Johnny Darling

Personal information
- Full name: John Darling
- Date of birth: 30 October 1877
- Place of birth: Belfast, Ireland
- Date of death: 8 February 1946 (aged 68)
- Place of death: Belfast, Northern Ireland
- Position(s): Half-back / Forward

Senior career*
- Years: Team / Apps / (Gls)
- Glentoran
- 1894–1915: Linfield / 497 / (109)

International career
- 1897–1912: Ireland / 22 / (1)
- 1897–1911: Irish League / 16 / (2)

= Johnny Darling =

Irish association football player

Johnny Darling (30 October 1877 – 8 February 1946) was an Irish footballer who played as a half back and forward.

==Club career==
Born in the Ballymacarret area of Belfast, Darling played youth football for Glentoran before signing for Linfield F.C. in 1894. He would make his debut during the 1896-97 season at the age of 19 and would go on to make 497 appearances for the club, winning the Irish League on eight occasions between 1897 and 1914. Darling would also win six Irish Cups whilst with Linfield, scoring twice in the 1904 Cup Final against Derry Celtic and four goals in the City Cup final the same season against Belfast Celtic.
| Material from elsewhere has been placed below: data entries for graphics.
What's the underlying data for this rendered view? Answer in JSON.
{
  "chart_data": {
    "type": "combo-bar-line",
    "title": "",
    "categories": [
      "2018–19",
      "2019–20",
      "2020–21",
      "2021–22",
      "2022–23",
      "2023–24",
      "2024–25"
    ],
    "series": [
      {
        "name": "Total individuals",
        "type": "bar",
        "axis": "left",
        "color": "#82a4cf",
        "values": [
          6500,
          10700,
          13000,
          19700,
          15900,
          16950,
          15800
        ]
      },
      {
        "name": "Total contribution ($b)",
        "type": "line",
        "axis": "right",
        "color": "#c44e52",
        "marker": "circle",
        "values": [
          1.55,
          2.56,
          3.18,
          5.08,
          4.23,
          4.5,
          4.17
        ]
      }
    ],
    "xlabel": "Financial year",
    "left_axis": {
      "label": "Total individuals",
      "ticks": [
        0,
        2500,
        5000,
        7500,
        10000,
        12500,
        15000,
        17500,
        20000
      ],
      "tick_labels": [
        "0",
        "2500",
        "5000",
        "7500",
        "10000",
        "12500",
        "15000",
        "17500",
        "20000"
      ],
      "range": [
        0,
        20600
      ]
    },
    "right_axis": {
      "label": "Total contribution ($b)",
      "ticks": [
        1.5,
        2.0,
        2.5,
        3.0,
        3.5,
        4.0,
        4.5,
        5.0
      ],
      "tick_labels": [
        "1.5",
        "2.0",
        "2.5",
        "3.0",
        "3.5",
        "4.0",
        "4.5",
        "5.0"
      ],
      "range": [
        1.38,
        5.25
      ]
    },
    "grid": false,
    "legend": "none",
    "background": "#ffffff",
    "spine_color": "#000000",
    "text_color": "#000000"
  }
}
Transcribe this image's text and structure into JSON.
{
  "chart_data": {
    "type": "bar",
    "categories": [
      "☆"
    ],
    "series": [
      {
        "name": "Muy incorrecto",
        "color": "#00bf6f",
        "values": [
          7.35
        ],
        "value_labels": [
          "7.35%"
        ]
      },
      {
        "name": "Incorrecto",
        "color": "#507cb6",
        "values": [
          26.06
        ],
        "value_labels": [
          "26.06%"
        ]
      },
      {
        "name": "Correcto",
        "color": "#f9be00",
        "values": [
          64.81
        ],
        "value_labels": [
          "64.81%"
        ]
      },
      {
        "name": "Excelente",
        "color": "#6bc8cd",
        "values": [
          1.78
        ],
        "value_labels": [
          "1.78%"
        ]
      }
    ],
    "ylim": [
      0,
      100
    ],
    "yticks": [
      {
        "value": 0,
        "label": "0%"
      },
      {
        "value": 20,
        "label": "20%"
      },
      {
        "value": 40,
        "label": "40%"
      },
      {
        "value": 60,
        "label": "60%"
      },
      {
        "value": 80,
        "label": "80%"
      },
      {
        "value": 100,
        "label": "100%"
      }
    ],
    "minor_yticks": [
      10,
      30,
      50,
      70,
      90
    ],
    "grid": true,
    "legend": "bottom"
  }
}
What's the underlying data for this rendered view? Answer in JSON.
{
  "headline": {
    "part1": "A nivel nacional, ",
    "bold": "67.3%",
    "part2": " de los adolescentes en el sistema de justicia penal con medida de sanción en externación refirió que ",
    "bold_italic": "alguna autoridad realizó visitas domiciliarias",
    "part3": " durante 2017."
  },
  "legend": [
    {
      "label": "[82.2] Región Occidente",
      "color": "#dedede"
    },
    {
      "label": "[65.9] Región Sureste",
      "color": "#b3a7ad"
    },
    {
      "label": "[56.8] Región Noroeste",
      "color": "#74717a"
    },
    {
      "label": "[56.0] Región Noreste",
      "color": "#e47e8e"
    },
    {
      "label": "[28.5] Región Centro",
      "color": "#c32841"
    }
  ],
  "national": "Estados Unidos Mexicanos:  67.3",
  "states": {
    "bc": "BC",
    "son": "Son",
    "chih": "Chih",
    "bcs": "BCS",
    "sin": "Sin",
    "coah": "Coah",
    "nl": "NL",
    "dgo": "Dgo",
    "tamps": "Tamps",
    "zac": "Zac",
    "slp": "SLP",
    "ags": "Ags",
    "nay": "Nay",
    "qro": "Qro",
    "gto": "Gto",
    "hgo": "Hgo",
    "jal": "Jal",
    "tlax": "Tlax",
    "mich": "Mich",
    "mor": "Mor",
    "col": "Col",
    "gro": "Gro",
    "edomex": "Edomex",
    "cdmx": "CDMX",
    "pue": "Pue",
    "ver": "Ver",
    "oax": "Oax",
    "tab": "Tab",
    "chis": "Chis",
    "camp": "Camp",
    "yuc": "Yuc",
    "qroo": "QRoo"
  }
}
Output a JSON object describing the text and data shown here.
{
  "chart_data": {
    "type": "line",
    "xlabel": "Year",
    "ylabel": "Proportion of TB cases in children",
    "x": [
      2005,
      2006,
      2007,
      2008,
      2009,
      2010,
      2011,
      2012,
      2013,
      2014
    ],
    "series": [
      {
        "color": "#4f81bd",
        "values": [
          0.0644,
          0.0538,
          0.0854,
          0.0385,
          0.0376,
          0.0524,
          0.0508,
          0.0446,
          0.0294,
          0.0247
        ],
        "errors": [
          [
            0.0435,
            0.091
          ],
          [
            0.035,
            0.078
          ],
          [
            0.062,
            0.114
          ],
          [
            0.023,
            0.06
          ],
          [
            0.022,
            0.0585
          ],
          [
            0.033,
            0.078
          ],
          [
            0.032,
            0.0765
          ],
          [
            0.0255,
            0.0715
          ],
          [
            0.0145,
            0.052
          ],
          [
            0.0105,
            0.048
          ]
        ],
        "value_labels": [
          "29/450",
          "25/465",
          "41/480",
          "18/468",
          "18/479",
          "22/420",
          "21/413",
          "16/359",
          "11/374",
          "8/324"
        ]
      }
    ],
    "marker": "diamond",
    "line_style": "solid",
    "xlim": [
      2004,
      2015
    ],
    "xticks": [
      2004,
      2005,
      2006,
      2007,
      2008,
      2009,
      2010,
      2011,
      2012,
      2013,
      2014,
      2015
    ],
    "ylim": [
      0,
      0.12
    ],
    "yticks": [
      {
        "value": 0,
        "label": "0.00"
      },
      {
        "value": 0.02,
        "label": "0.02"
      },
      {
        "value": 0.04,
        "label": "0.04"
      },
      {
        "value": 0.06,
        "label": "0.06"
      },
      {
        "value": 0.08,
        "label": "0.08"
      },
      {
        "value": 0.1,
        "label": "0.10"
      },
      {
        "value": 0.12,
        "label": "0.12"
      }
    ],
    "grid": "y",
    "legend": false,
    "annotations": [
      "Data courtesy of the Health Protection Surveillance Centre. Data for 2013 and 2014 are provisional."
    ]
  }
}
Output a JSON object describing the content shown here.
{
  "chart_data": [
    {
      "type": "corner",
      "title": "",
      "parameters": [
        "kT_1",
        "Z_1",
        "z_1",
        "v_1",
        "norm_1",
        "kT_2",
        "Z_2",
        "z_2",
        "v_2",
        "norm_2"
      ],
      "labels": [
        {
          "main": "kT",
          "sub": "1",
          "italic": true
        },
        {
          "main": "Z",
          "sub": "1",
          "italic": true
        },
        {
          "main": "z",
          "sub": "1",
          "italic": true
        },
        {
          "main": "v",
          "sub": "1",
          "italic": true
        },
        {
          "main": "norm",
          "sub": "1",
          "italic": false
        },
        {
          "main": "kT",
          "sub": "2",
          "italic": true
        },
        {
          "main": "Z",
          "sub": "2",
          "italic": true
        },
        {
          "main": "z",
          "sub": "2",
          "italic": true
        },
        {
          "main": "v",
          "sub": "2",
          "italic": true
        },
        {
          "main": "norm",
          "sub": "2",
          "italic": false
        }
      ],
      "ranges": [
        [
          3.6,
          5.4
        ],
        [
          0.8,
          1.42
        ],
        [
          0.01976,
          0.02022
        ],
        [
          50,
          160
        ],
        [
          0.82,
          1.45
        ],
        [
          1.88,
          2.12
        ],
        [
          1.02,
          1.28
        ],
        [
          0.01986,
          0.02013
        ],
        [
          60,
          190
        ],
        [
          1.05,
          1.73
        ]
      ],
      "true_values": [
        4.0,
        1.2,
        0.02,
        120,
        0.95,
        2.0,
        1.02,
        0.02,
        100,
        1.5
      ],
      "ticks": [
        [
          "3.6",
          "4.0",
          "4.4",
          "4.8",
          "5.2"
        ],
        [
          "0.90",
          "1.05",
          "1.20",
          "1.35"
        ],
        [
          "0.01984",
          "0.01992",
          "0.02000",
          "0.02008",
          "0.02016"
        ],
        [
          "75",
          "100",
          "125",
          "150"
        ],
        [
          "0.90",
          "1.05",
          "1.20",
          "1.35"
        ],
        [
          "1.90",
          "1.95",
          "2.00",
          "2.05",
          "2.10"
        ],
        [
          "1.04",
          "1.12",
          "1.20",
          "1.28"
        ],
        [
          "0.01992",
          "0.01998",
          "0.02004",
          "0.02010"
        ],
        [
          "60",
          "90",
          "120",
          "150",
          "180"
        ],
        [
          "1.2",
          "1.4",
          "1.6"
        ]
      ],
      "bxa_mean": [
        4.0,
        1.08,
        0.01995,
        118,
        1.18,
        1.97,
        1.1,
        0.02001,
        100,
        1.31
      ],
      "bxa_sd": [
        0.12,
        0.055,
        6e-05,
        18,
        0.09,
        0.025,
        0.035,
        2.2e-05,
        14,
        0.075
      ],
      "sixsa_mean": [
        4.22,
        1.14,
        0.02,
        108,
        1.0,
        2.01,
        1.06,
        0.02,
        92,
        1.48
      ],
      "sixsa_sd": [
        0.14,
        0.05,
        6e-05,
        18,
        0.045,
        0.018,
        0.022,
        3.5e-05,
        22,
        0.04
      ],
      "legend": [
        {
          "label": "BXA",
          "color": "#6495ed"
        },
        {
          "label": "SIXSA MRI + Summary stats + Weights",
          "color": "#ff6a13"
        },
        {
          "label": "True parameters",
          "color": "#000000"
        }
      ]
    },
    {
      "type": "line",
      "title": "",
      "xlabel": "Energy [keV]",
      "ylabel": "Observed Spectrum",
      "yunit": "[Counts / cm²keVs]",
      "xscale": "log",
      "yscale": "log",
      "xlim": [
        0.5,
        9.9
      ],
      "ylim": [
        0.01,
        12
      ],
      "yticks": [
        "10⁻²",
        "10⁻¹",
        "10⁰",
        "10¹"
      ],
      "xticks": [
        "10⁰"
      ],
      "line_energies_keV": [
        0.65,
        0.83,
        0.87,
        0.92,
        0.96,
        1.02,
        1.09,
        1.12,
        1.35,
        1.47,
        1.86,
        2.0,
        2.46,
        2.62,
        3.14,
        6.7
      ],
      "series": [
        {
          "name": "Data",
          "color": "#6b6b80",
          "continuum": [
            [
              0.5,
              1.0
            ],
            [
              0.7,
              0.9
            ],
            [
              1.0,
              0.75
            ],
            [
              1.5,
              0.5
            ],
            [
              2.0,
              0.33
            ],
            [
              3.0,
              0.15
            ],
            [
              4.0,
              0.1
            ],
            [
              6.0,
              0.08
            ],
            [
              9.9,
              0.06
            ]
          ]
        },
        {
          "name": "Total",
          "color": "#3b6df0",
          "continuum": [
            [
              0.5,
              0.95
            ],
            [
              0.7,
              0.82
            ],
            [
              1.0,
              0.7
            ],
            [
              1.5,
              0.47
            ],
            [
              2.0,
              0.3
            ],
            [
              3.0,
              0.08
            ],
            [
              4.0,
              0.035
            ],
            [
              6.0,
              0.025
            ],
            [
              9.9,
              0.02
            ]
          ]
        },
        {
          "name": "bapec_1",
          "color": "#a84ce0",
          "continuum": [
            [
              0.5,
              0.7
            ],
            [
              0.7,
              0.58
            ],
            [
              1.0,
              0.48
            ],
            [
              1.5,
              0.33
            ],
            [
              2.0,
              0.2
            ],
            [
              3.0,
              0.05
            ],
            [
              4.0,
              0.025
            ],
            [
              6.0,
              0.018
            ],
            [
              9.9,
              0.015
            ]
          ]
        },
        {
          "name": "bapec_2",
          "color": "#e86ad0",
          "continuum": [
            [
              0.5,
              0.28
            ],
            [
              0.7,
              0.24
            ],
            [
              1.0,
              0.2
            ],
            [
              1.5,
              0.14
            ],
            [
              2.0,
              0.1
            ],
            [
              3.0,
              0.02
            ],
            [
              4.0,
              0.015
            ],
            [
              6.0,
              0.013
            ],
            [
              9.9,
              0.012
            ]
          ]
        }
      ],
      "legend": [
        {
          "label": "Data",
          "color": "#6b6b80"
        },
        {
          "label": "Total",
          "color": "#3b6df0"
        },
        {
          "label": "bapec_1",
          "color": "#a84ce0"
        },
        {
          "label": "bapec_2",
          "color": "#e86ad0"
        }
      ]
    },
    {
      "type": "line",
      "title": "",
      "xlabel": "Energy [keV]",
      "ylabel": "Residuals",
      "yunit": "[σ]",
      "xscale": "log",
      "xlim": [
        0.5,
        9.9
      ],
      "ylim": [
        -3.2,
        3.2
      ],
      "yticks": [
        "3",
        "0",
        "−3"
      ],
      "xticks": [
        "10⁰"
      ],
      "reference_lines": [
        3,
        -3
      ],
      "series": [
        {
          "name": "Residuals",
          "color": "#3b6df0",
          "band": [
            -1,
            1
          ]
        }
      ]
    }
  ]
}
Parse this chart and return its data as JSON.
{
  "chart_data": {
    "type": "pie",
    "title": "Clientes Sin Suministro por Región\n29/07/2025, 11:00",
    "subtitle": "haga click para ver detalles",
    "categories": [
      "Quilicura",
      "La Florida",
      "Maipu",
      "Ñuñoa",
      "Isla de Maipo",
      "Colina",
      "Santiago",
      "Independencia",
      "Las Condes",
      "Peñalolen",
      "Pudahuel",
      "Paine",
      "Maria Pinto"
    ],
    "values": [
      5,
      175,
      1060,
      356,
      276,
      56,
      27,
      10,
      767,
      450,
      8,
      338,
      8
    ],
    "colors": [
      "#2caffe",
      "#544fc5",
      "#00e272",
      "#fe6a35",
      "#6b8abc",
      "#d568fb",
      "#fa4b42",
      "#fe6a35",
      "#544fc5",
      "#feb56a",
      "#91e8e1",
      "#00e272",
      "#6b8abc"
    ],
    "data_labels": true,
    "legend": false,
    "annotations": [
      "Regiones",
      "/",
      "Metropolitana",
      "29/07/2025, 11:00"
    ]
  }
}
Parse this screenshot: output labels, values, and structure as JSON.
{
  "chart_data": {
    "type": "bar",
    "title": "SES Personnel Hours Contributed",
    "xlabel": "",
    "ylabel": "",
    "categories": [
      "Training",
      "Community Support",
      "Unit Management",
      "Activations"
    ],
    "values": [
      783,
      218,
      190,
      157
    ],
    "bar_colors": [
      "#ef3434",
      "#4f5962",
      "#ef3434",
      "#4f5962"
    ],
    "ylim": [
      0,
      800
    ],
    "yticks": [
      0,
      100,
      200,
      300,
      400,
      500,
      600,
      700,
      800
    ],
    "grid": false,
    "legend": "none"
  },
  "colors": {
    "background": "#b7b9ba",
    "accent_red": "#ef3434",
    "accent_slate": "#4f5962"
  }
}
Darling's playing career would conclude with a testimonial match which earned him close to £300.

==Later life==
After retiring from football, Johnny Darling would serve as Club President of Ormiston and Vice President of Dundela. Outside of the game, Darling was a member of the Star of the East Masonic Lodge and Vice-President of the East Belfast Working Mens Temperance Club. He would later own a newsagents on the Newtownards Road.

Darling died on 8 February 1946, and is buried in the Dundonald Cemetery in Belfast.

==International career==
Darling made his Ireland debut in a 6-0 defeat to England at the age of 19 during the 1896-97 British Home Championship. He would make 22 international appearances in total, scoring once, from the penalty spot, against Wales in 1910, his penultimate international appearance. Darling would captain his country in his final appearance, a 4-1 defeat against Scotland.

He would also make 16 appearances for the Irish League representative side, scoring 2 goals.